A Sonja Fercher, Stéphane et Michèle Gartner.

Vienne, le 25 janvier 2015.

Le magasin d’argenterie

L’avoir chez soi ou à la banque. L’exhiber ou la cacher. La sortir pour les grandes occasions ou la léguer en l’état.

            Moi, je vous conseille de la sortir et de vous en servir, conseille l’une des propriétaires de cette boutique, où les gens ne se précipitent pas pour rentrer. La vie est courte. On meurt et après ?

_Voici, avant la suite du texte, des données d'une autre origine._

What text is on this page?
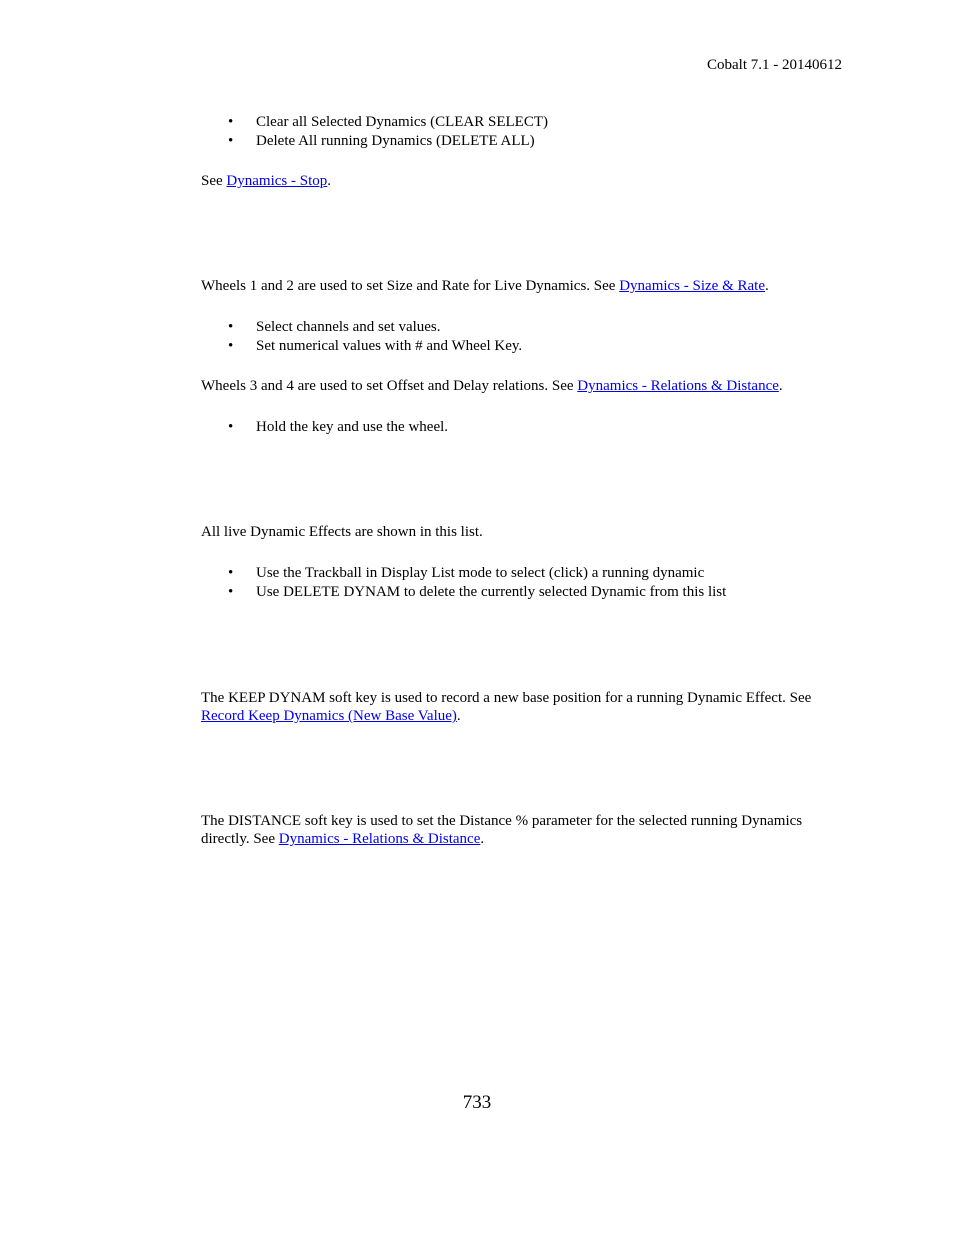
Cobalt 7.1 - 20140612

• Clear all Selected Dynamics (CLEAR SELECT)
• Delete All running Dynamics (DELETE ALL)

See Dynamics - Stop.

Wheels 1 and 2 are used to set Size and Rate for Live Dynamics. See Dynamics - Size & Rate.

• Select channels and set values.
• Set numerical values with # and Wheel Key.

Wheels 3 and 4 are used to set Offset and Delay relations. See Dynamics - Relations & Distance.

• Hold the key and use the wheel.

All live Dynamic Effects are shown in this list.

• Use the Trackball in Display List mode to select (click) a running dynamic
• Use DELETE DYNAM to delete the currently selected Dynamic from this list

The KEEP DYNAM soft key is used to record a new base position for a running Dynamic Effect. See

Record Keep Dynamics (New Base Value).

The DISTANCE soft key is used to set the Distance % parameter for the selected running Dynamics

directly. See Dynamics - Relations & Distance.

733
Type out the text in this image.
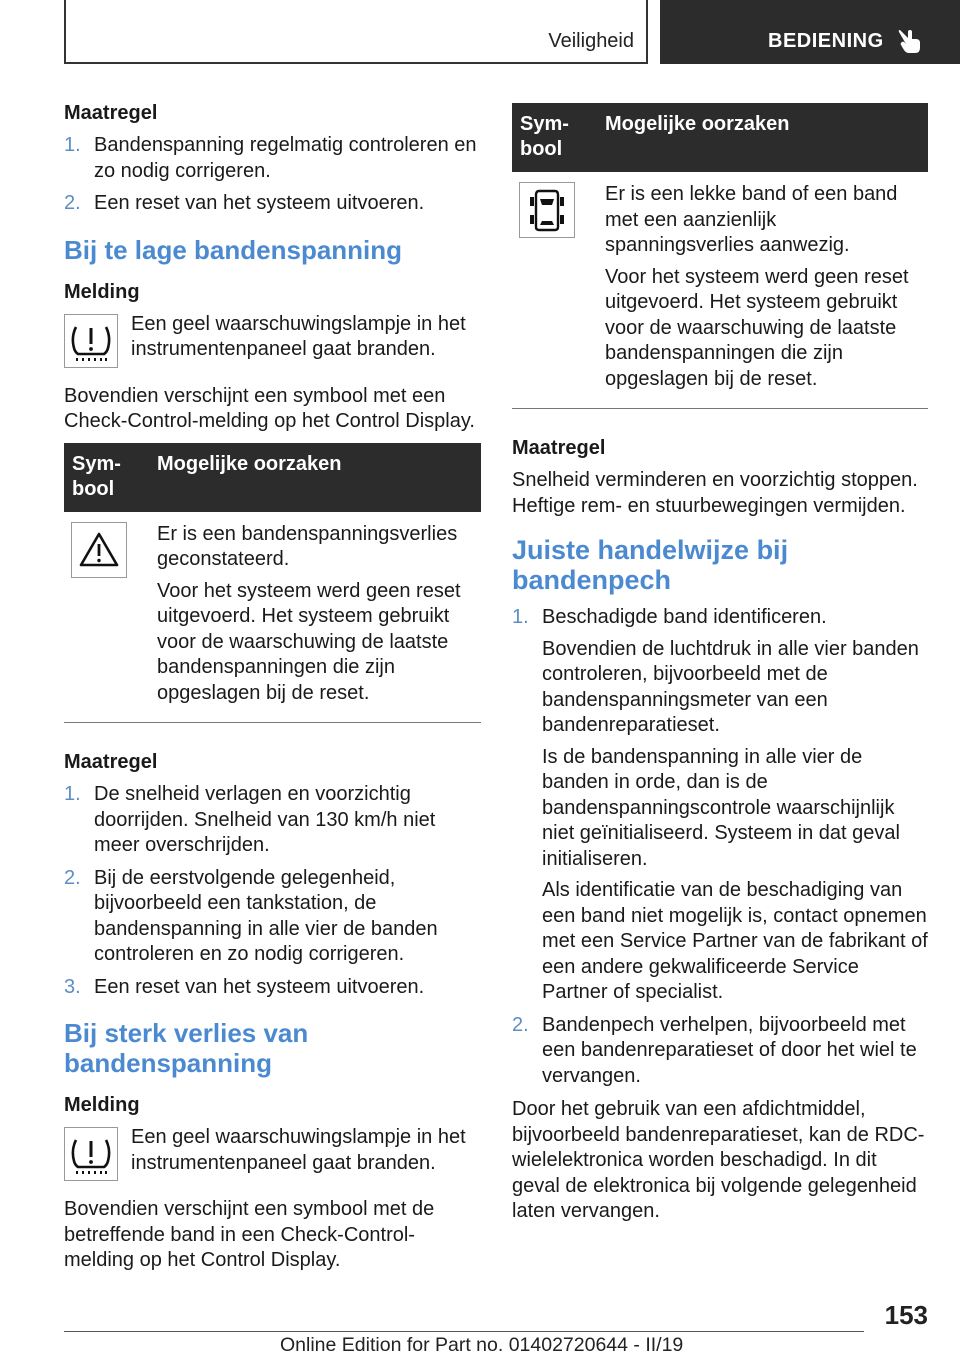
Veiligheid	BEDIENING
Maatregel
1. Bandenspanning regelmatig controleren en zo nodig corrigeren.
2. Een reset van het systeem uitvoeren.
Bij te lage bandenspanning
Melding
Een geel waarschuwingslampje in het instrumentenpaneel gaat branden.
Bovendien verschijnt een symbool met een Check-Control-melding op het Control Display.
Sym-
bool	Mogelijke oorzaken

Er is een bandenspanningsverlies geconstateerd.
Voor het systeem werd geen reset uitgevoerd. Het systeem gebruikt voor de waarschuwing de laatste bandenspanningen die zijn opgeslagen bij de reset.
Maatregel
1. De snelheid verlagen en voorzichtig doorrijden. Snelheid van 130 km/h niet meer overschrijden.
2. Bij de eerstvolgende gelegenheid, bijvoorbeeld een tankstation, de bandenspanning in alle vier de banden controleren en zo nodig corrigeren.
3. Een reset van het systeem uitvoeren.
Bij sterk verlies van bandenspanning
Melding
Een geel waarschuwingslampje in het instrumentenpaneel gaat branden.
Bovendien verschijnt een symbool met de betreffende band in een Check-Control-melding op het Control Display.
Sym-
bool	Mogelijke oorzaken

Er is een lekke band of een band met een aanzienlijk spanningsverlies aanwezig.
Voor het systeem werd geen reset uitgevoerd. Het systeem gebruikt voor de waarschuwing de laatste bandenspanningen die zijn opgeslagen bij de reset.
Maatregel
Snelheid verminderen en voorzichtig stoppen. Heftige rem- en stuurbewegingen vermijden.
Juiste handelwijze bij bandenpech
1. Beschadigde band identificeren.
Bovendien de luchtdruk in alle vier banden controleren, bijvoorbeeld met de bandenspanningsmeter van een bandenreparatieset.
Is de bandenspanning in alle vier de banden in orde, dan is de bandenspanningscontrole waarschijnlijk niet geïnitialiseerd. Systeem in dat geval initialiseren.
Als identificatie van de beschadiging van een band niet mogelijk is, contact opnemen met een Service Partner van de fabrikant of een andere gekwalificeerde Service Partner of specialist.
2. Bandenpech verhelpen, bijvoorbeeld met een bandenreparatieset of door het wiel te vervangen.
Door het gebruik van een afdichtmiddel, bijvoorbeeld bandenreparatieset, kan de RDC-wielelektronica worden beschadigd. In dit geval de elektronica bij volgende gelegenheid laten vervangen.
153
Online Edition for Part no. 01402720644 - II/19
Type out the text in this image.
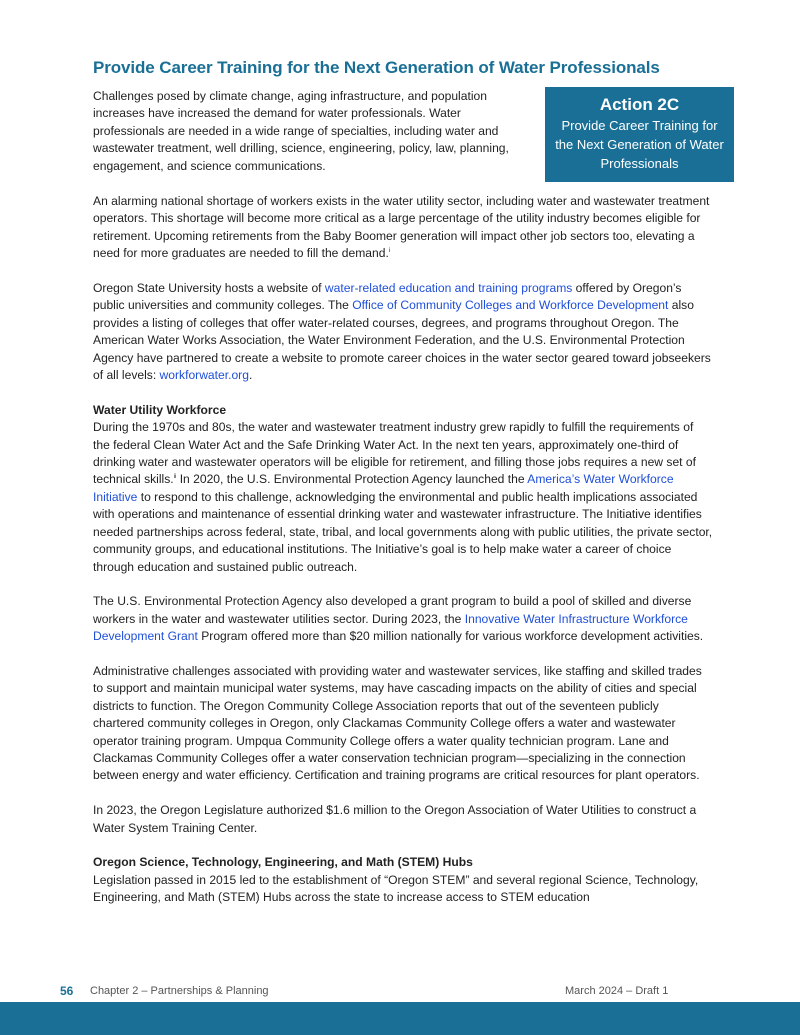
Provide Career Training for the Next Generation of Water Professionals
Challenges posed by climate change, aging infrastructure, and population increases have increased the demand for water professionals. Water professionals are needed in a wide range of specialties, including water and wastewater treatment, well drilling, science, engineering, policy, law, planning, engagement, and science communications.
Action 2C
Provide Career Training for the Next Generation of Water Professionals

An alarming national shortage of workers exists in the water utility sector, including water and wastewater treatment operators. This shortage will become more critical as a large percentage of the utility industry becomes eligible for retirement. Upcoming retirements from the Baby Boomer generation will impact other job sectors too, elevating a need for more graduates are needed to fill the demand.$^i$

Oregon State University hosts a website of water-related education and training programs offered by Oregon’s public universities and community colleges. The Office of Community Colleges and Workforce Development also provides a listing of colleges that offer water-related courses, degrees, and programs throughout Oregon. The American Water Works Association, the Water Environment Federation, and the U.S. Environmental Protection Agency have partnered to create a website to promote career choices in the water sector geared toward jobseekers of all levels: workforwater.org.

Water Utility Workforce

During the 1970s and 80s, the water and wastewater treatment industry grew rapidly to fulfill the requirements of the federal Clean Water Act and the Safe Drinking Water Act. In the next ten years, approximately one-third of drinking water and wastewater operators will be eligible for retirement, and filling those jobs requires a new set of technical skills.$^{ii}$ In 2020, the U.S. Environmental Protection Agency launched the America’s Water Workforce Initiative to respond to this challenge, acknowledging the environmental and public health implications associated with operations and maintenance of essential drinking water and wastewater infrastructure. The Initiative identifies needed partnerships across federal, state, tribal, and local governments along with public utilities, the private sector, community groups, and educational institutions. The Initiative’s goal is to help make water a career of choice through education and sustained public outreach.

The U.S. Environmental Protection Agency also developed a grant program to build a pool of skilled and diverse workers in the water and wastewater utilities sector. During 2023, the Innovative Water Infrastructure Workforce Development Grant Program offered more than $20 million nationally for various workforce development activities.

Administrative challenges associated with providing water and wastewater services, like staffing and skilled trades to support and maintain municipal water systems, may have cascading impacts on the ability of cities and special districts to function. The Oregon Community College Association reports that out of the seventeen publicly chartered community colleges in Oregon, only Clackamas Community College offers a water and wastewater operator training program. Umpqua Community College offers a water quality technician program. Lane and Clackamas Community Colleges offer a water conservation technician program—specializing in the connection between energy and water efficiency. Certification and training programs are critical resources for plant operators.

In 2023, the Oregon Legislature authorized $1.6 million to the Oregon Association of Water Utilities to construct a Water System Training Center.

Oregon Science, Technology, Engineering, and Math (STEM) Hubs

Legislation passed in 2015 led to the establishment of “Oregon STEM” and several regional Science, Technology, Engineering, and Math (STEM) Hubs across the state to increase access to STEM education

56 Chapter 2 – Partnerships & Planning	March 2024 – Draft 1
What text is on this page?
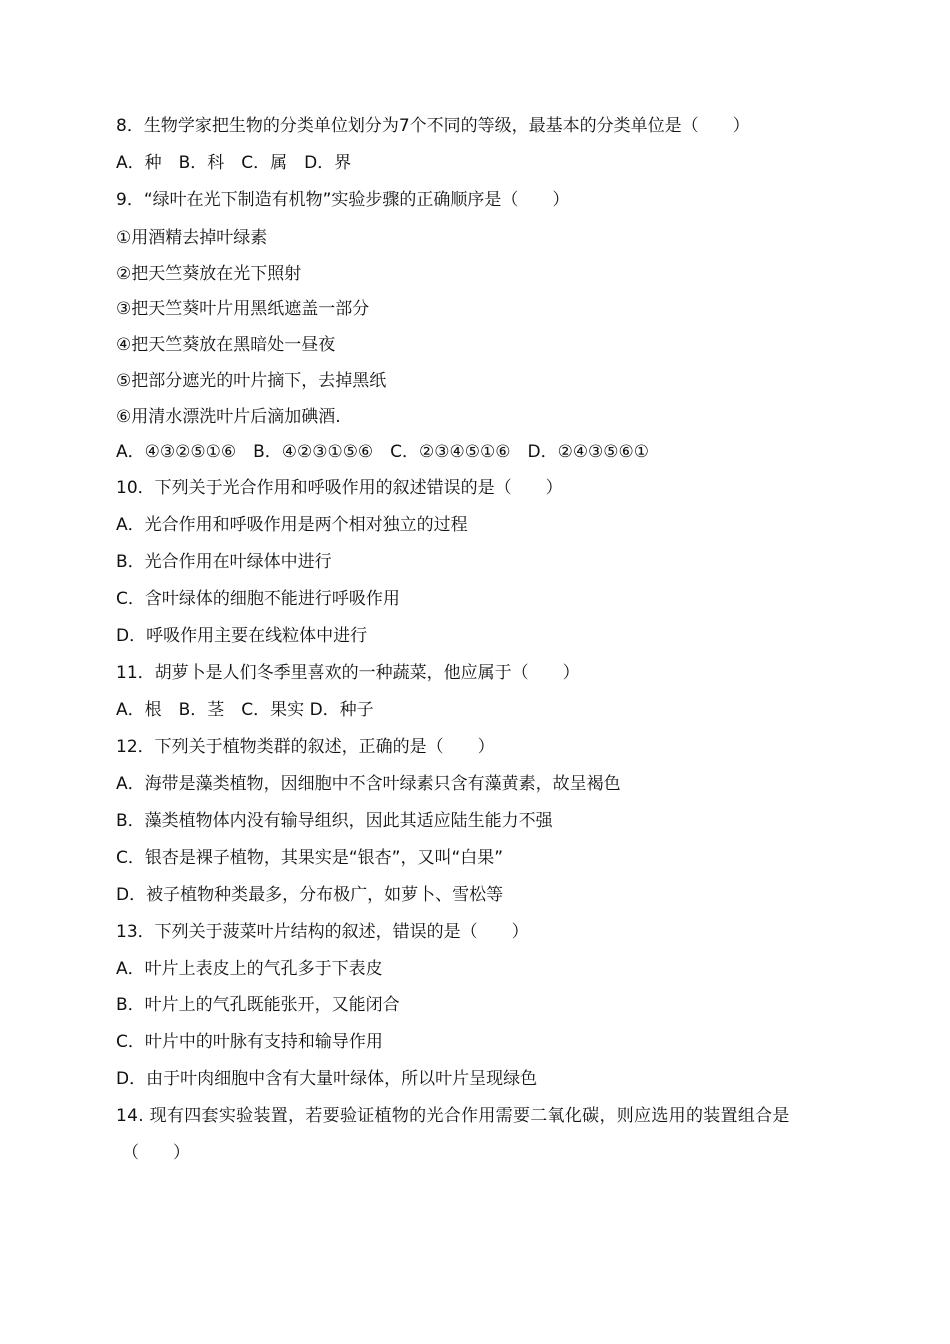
8．生物学家把生物的分类单位划分为7个不同的等级，最基本的分类单位是（　　）
A．种　B．科　C．属　D．界
9．“绿叶在光下制造有机物”实验步骤的正确顺序是（　　）
①用酒精去掉叶绿素
②把天竺葵放在光下照射
③把天竺葵叶片用黑纸遮盖一部分
④把天竺葵放在黑暗处一昼夜
⑤把部分遮光的叶片摘下，去掉黑纸
⑥用清水漂洗叶片后滴加碘酒.
A．④③②⑤①⑥　B．④②③①⑤⑥　C．②③④⑤①⑥　D．②④③⑤⑥①
10．下列关于光合作用和呼吸作用的叙述错误的是（　　）
A．光合作用和呼吸作用是两个相对独立的过程
B．光合作用在叶绿体中进行
C．含叶绿体的细胞不能进行呼吸作用
D．呼吸作用主要在线粒体中进行
11．胡萝卜是人们冬季里喜欢的一种蔬菜，他应属于（　　）
A．根　B．茎　C．果实 D．种子
12．下列关于植物类群的叙述，正确的是（　　）
A．海带是藻类植物，因细胞中不含叶绿素只含有藻黄素，故呈褐色
B．藻类植物体内没有输导组织，因此其适应陆生能力不强
C．银杏是裸子植物，其果实是“银杏”，又叫“白果”
D．被子植物种类最多，分布极广，如萝卜、雪松等
13．下列关于菠菜叶片结构的叙述，错误的是（　　）
A．叶片上表皮上的气孔多于下表皮
B．叶片上的气孔既能张开，又能闭合
C．叶片中的叶脉有支持和输导作用
D．由于叶肉细胞中含有大量叶绿体，所以叶片呈现绿色
14. 现有四套实验装置，若要验证植物的光合作用需要二氧化碳，则应选用的装置组合是
（　　）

C’est affiché en écriture cursive, à la française, à l’ancienne ; Argenterie neuve et d’occasion. Toutes les maisons sont ici, Christofle, Villeroy et Boch, même les fabricants de cristal… Ces dernières années les grands designers et même les couturiers s’y essaient mais pas toujours heureusement. Ici, on filtre selon le goût des propriétaires. Les arts de la table, comme on dit, sont ici ; l’argenterie est centrale à ceux-ci. Les objets qu’on expose ici, dans des vitrines, des étagères (certaines grimpent jusqu’au plafond), sur les tables d’exposition vont bien au-delà du couvert. La corne, le bois, le cristal, l’or mêlé à l’argent, tout est là. Bougeoirs, chandeliers, candélabres, cafetières, plats, cadres, coupes, jusqu’aux suites de table faites en miroir, pour poser des lampes ou des bougies ou encore des plantes. C’est sans fin. On se croirait chez Ali Baba. Bien sûr qu’il y a une alarme et que c’est protégé. On se croirait dans un grand Noël de famille. On croit voir le rôti nager dans le plat. La lumière de l’halogène dore la pièce et fait briller certaines pièces, ajoutée au soleil qui fait iriser jusqu’à la rue lorsqu’entrent ici les derniers rayons du jour.

Chaque objet a une histoire ; il faut prendre le temps de regarder ; plaisir des yeux, plaisir de la connaissance. Ceci, c’est du Napoléon III ; ceci, c’est exactement ce qu’on trouvait à Versailles. Ca, c’était une pièce que l’on emportait quand il fallait fuir, tout laisser derrière soi.

Il y a toujours moins dix pour cent sur tout le magasin ; à croire que cela fait partie du prix. Si vous cherchez une pièce particulière, je peux vous la chercher propose la patronne (son mari est absent aujourd’hui). Ils vont aux enchères, ils achètent au particulier ; la maison est établie depuis vingt ans. On travaillait mieux avant, mais ça va, on s’en sort. Ici, on parle anglais, allemand, et quelques mots de russe.

Les murs auraient besoin d’un coup de peinture fraîche, mais le parquet tient le coup. Dans l’ensemble, l’heure est à la vente, pas aux travaux. Est-ce que ça se perd chez les jeunes consommateurs d’Ikea ? On y reviendra !

 

Paris le 19 janvier 2015.

A cette dame qui m’a si gentiment accueilli et expliqué.